Die Zukunft von Conectiva

Linux-Magazin: Wie siehst du die Zukunft deines alten Arbeitgebers Conectiva?

Marcelo Tosatti: Es geht ihnen gut. Vorher hatten sie vier Kernel-Leute und jetzt noch zwei. Viele Menschen sprechen mich auf die Ereignisse bei Conectiva an. Es könnte der Eindruck entstehen, dass irgendwas schief läuft - das stimmt aber nicht. Wir zwei haben nur ein besseres Angebot angenommen. In Brasilien gibt es viel Linux-Entwicklung.

Linux-Magazin: Hast du dich bei Conectiva ausschließlich mit Kernel-Entwicklung befasst?

Marcelo Tosatti: Nein, ich habe im Enterprise-Support gearbeitet und bei der Entwicklung der Distribution geholfen: bei den Paketen, mit Patches und einigen Userspace-Sachen.

Linux in Brasilien

Linux-Magazin: Apropos Conectiva und Brasilien: Welche Rolle spielt Linux in Brasilien?

Marcelo Tosatti: Die Technologie und die Lizenz gibt den Ländern der Dritten Welt die Chance, nicht mehr Sklaven irgendeiner Technologie zu sein. So kann jedes Land eigene Technologien und eigene Techniker entwickeln, und das ist offensichtlich gut so. In Brasilien wird Linux von Tag zu Tag bekannter. Vor einigen Monaten gab es ein großes Event zum Thema Open Source in der brasilianischen Regierung. Die Sache wächst. Es gab eine Free-Software-Woche im brasilianischen Kongress. Alle Abgeordneten haben sich die Zeit genommen, um mehr über freie Software zu erfahren.
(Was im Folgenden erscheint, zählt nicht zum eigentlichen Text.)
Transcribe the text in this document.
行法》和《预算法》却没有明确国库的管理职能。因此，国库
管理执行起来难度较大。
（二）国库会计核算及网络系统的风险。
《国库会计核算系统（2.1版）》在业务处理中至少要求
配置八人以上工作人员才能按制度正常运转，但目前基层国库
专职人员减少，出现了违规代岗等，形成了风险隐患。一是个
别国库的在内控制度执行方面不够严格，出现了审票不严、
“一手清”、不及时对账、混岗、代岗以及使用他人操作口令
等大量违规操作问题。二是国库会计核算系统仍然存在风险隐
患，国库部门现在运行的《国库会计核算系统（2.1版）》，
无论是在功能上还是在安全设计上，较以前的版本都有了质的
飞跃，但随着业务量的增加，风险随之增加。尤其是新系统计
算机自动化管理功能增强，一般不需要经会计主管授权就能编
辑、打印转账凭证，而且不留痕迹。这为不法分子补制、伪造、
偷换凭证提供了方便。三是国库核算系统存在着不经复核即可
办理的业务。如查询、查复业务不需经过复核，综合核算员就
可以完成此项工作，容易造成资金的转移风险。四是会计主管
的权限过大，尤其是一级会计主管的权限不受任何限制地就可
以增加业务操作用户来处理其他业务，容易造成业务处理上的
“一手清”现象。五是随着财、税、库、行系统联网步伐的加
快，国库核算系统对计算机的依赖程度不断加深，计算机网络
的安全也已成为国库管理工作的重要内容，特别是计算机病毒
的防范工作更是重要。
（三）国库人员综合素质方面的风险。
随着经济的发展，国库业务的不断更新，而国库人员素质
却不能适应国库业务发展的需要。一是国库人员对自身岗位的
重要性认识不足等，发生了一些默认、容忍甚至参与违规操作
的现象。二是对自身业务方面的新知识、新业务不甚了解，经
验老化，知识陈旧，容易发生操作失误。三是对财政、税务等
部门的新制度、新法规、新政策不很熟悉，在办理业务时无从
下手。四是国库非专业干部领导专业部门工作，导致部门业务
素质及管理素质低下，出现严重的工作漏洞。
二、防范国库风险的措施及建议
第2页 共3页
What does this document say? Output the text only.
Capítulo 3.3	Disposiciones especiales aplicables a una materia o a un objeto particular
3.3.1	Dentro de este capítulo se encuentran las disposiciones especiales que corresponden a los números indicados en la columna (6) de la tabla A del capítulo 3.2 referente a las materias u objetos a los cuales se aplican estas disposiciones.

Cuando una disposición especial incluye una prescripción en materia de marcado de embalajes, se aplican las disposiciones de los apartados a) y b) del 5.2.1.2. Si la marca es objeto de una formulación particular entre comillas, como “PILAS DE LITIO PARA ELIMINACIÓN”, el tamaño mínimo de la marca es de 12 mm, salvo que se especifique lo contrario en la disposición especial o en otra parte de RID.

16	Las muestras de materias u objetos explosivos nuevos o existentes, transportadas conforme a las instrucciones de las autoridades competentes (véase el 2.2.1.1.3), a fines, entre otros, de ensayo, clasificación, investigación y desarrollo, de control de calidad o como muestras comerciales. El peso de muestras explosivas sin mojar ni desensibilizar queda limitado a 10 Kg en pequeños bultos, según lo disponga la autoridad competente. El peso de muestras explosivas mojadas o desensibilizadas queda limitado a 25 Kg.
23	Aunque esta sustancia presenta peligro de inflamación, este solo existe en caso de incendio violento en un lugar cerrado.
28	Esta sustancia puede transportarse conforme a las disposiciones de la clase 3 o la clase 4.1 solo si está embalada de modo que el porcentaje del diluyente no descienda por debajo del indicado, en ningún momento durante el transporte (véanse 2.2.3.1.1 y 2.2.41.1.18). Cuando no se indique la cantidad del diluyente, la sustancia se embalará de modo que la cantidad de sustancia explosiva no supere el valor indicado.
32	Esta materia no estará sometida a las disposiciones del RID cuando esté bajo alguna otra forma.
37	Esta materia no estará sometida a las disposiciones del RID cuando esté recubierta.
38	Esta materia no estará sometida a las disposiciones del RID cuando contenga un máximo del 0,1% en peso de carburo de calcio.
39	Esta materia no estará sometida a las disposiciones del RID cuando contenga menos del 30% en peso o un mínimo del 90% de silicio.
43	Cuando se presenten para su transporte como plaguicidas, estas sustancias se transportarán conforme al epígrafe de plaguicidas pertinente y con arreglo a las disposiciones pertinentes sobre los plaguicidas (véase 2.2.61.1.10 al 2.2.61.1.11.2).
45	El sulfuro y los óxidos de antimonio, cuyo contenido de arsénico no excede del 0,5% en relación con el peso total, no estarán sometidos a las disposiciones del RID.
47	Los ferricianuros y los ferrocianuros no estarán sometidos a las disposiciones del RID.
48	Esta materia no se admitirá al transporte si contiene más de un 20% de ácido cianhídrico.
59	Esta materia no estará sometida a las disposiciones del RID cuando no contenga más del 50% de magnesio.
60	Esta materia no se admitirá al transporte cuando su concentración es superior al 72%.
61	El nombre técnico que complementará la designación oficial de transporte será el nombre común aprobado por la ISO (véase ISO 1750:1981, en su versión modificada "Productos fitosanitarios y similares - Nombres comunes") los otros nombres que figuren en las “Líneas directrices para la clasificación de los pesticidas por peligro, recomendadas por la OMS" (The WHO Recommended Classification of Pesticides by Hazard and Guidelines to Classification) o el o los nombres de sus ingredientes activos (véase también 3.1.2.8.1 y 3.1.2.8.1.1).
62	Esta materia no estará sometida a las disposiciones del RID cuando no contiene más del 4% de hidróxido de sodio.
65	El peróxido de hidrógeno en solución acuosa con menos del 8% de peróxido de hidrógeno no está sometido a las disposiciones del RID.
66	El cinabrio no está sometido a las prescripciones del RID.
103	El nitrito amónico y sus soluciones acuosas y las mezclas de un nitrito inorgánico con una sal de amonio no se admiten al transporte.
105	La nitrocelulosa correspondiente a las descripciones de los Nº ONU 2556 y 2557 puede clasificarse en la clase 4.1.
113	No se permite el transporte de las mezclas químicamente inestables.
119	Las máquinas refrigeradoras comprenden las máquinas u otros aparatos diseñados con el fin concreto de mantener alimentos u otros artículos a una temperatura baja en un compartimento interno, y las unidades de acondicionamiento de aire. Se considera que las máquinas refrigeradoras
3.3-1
Linux-Magazin: Was ist mit der brasilianischen Industrie. Fängt sie auch an, Linux einzusetzen?

Marcelo Tosatti: Auch dort wird Linux eingesetzt. Es gibt viele Gründe. Ein Großteil der Windows-Installationen besteht aus Raubkopien und eine Anti-Piraterie-Agentur versucht, User beim Einsatz von illegalen Windows-Kopien zu erwischen.